BS_HE0WJRW6 of 7316-1455 was removed, BS_HWGWYCY7 retained Both RNA-Seq, both in v21 subtypes as to be classified

> setdiff(master_hgg$Kids_First_Biospecimen_ID_DNA, pr_hgg$Kids_First_Biospecimen_ID_DNA)
character(0)
> setdiff(master_hgg$Kids_First_Biospecimen_ID_RNA, pr_hgg$Kids_First_Biospecimen_ID_RNA)
[1] "BS_SB12W1XT" "BS_FXJY0MNH" "BS_HE0WJRW6" "BS_D7XRFE0R" "BS_KABQQA0T" "BS_FN07P04C" "BS_SHJA4MR0"
> setdiff(master_hgg$Kids_First_Participant_ID, pr_hgg$Kids_First_Participant_ID)
[1] "PT_8P368R5B"
master_hgg$Kids_First_Biospecimen_ID_RNA sample_id master_subtype
BS_SB12W1XT 7316-85 HGG, H3 wildtype
BS_FXJY0MNH 7316-4998 HGG, To be classified
BS_HE0WJRW6 7316-1455 HGG, To be classified, TP53 loss
BS_D7XRFE0R A18777 DMG, H3 K28, TP53 loss
BS_KABQQA0T A16915 DMG, H3 K28, TP53 loss
BS_FN07P04C 7316-255 HGG, To be classified
BS_SHJA4MR0 7316-161 HGG, H3 wildtype, TP53 loss

Those samples have been recently removed from the TP53 results file:

p53 <- read_tsv("~/Documents/GitHub/OpenPBTA-analysis/analyses/tp53_nf1_score/results/tp53_altered_status.tsv")
> setdiff(master_hgg$Kids_First_Biospecimen_ID_RNA, p53$Kids_First_Biospecimen_ID_RNA)
[1] "BS_SB12W1XT" "BS_FXJY0MNH" "BS_HE0WJRW6" "BS_D7XRFE0R" "BS_KABQQA0T" "BS_FN07P04C" "BS_SHJA4MR0"

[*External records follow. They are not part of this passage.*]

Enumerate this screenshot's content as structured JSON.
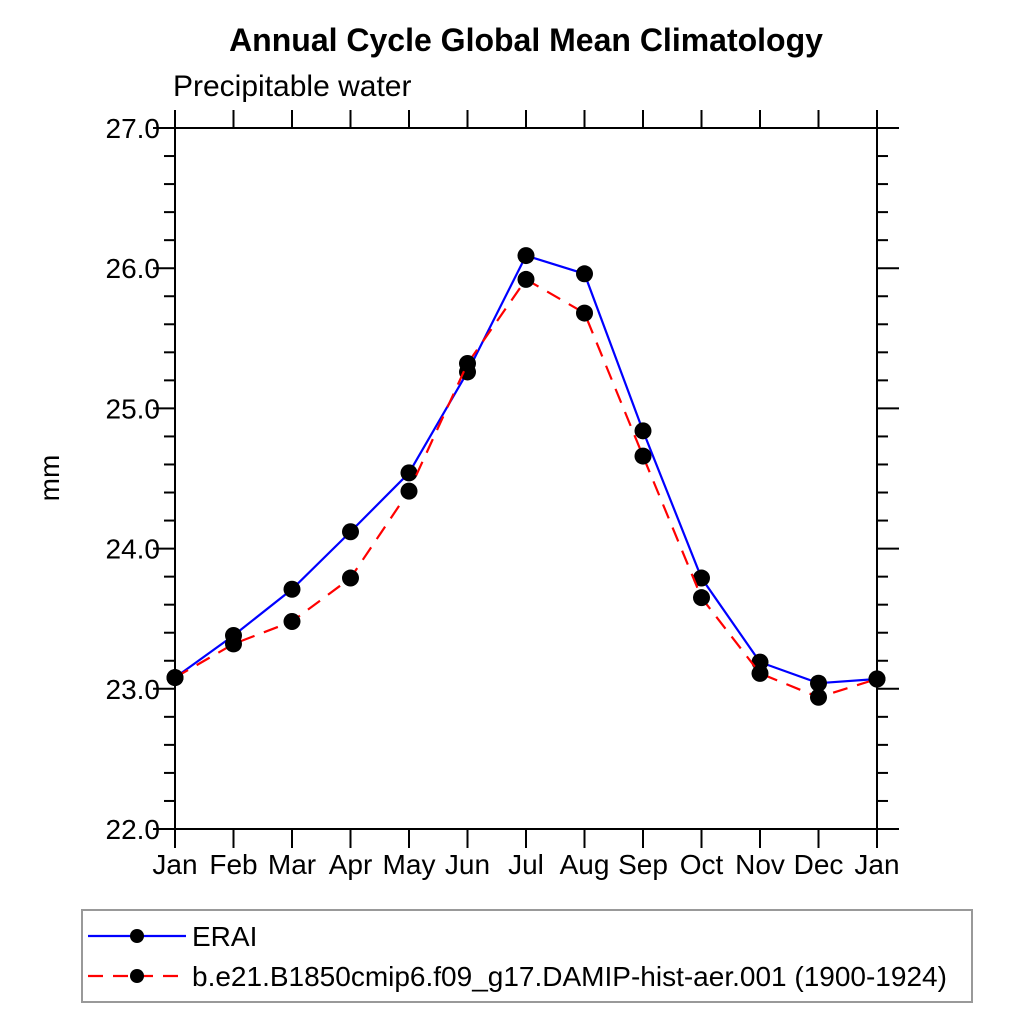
{
  "title": "Annual Cycle Global Mean Climatology",
  "subtitle": "Precipitable water",
  "y_axis_label": "mm",
  "colors": {
    "erai_line": "#0000ff",
    "model_line": "#ff0000",
    "marker": "#000000",
    "axis": "#000000",
    "legend_border": "#999999"
  },
  "chart_data": {
    "type": "line",
    "categories": [
      "Jan",
      "Feb",
      "Mar",
      "Apr",
      "May",
      "Jun",
      "Jul",
      "Aug",
      "Sep",
      "Oct",
      "Nov",
      "Dec",
      "Jan"
    ],
    "ylim": [
      22.0,
      27.0
    ],
    "ytick_major": [
      22.0,
      23.0,
      24.0,
      25.0,
      26.0,
      27.0
    ],
    "ytick_labels": [
      "22.0",
      "23.0",
      "24.0",
      "25.0",
      "26.0",
      "27.0"
    ],
    "ytick_minor_step": 0.2,
    "grid": false,
    "legend_position": "bottom",
    "xlabel": "",
    "ylabel": "mm",
    "series": [
      {
        "name": "ERAI",
        "color": "#0000ff",
        "style": "solid",
        "marker": "circle",
        "marker_color": "#000000",
        "values": [
          23.08,
          23.38,
          23.71,
          24.12,
          24.54,
          25.26,
          26.09,
          25.96,
          24.84,
          23.79,
          23.19,
          23.04,
          23.07
        ]
      },
      {
        "name": "b.e21.B1850cmip6.f09_g17.DAMIP-hist-aer.001 (1900-1924)",
        "color": "#ff0000",
        "style": "dashed",
        "marker": "circle",
        "marker_color": "#000000",
        "values": [
          23.08,
          23.32,
          23.48,
          23.79,
          24.41,
          25.32,
          25.92,
          25.68,
          24.66,
          23.65,
          23.11,
          22.94,
          23.07
        ]
      }
    ]
  }
}
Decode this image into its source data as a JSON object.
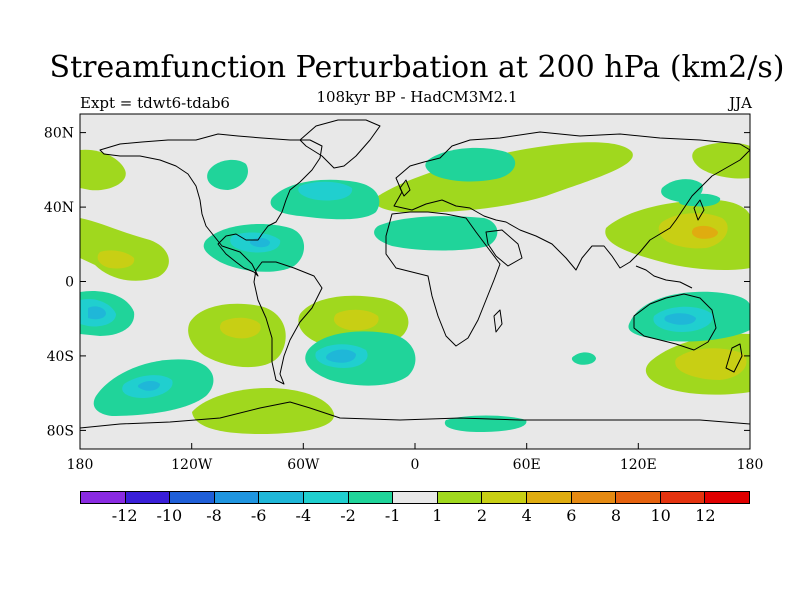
{
  "header": {
    "title": "Streamfunction Perturbation at 200 hPa (km2/s)",
    "subtitle": "108kyr BP - HadCM3M2.1",
    "experiment": "Expt = tdwt6-tdab6",
    "season": "JJA"
  },
  "axes": {
    "lat_ticks": [
      "80N",
      "40N",
      "0",
      "40S",
      "80S"
    ],
    "lon_ticks": [
      "180",
      "120W",
      "60W",
      "0",
      "60E",
      "120E",
      "180"
    ]
  },
  "colorbar": {
    "colors": [
      "#8a2be2",
      "#3a1fd8",
      "#1f5fd8",
      "#1f95e0",
      "#1fb7d8",
      "#20cfcf",
      "#20d49a",
      "#e8e8e8",
      "#a0d81e",
      "#c8cf14",
      "#dfac10",
      "#e58a12",
      "#e5620e",
      "#e4330f",
      "#e00000"
    ],
    "labels": [
      "-12",
      "-10",
      "-8",
      "-6",
      "-4",
      "-2",
      "-1",
      "1",
      "2",
      "4",
      "6",
      "8",
      "10",
      "12"
    ]
  },
  "map_colors": {
    "background": "#e8e8e8",
    "c_pos1": "#a0d81e",
    "c_pos2": "#c8cf14",
    "c_pos3": "#dfac10",
    "c_neg1": "#20d49a",
    "c_neg2": "#20cfcf",
    "c_neg3": "#1fb7d8",
    "coastline": "#000000"
  }
}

I found it pretty hard to spot the diffs here, so I propose updating the code to add an arrange(Kids_First_Biospecimen_ID_DNA) to the end of the code, but will do after you take a look.

It appears these samples were removed with this PR, again really hard to spot without an arrangement before file output.

But the plot thickens... these samples are all in pbta-gene-expression-rsem-fpkm-collapsed.stranded.rds, which is the input for the classifier. However, they are not in pbta-gene-expression-rsem-fpkm-collapsed.stranded_classifier_scores.tsv, the results of the classifier.

However, the files in OpenPBTA-analysis/analyses/collapse-rnaseq/results/pbta-gene-expression-rsem-fpkm-collapsed.stranded.rds are these exact 7 samples short. Even though there is an ifelse to run using the /data folder when not run for subtyping, it seems that although I am reading the logic as OK, the module has been using the results file from collapse-rnaseq.

jaclyn-taroni commented 2 years ago

My understanding of #1389 is that we should close this PR, get all the code changes we know are required in, and then take another pass at rerunning it. So, I am going to close this.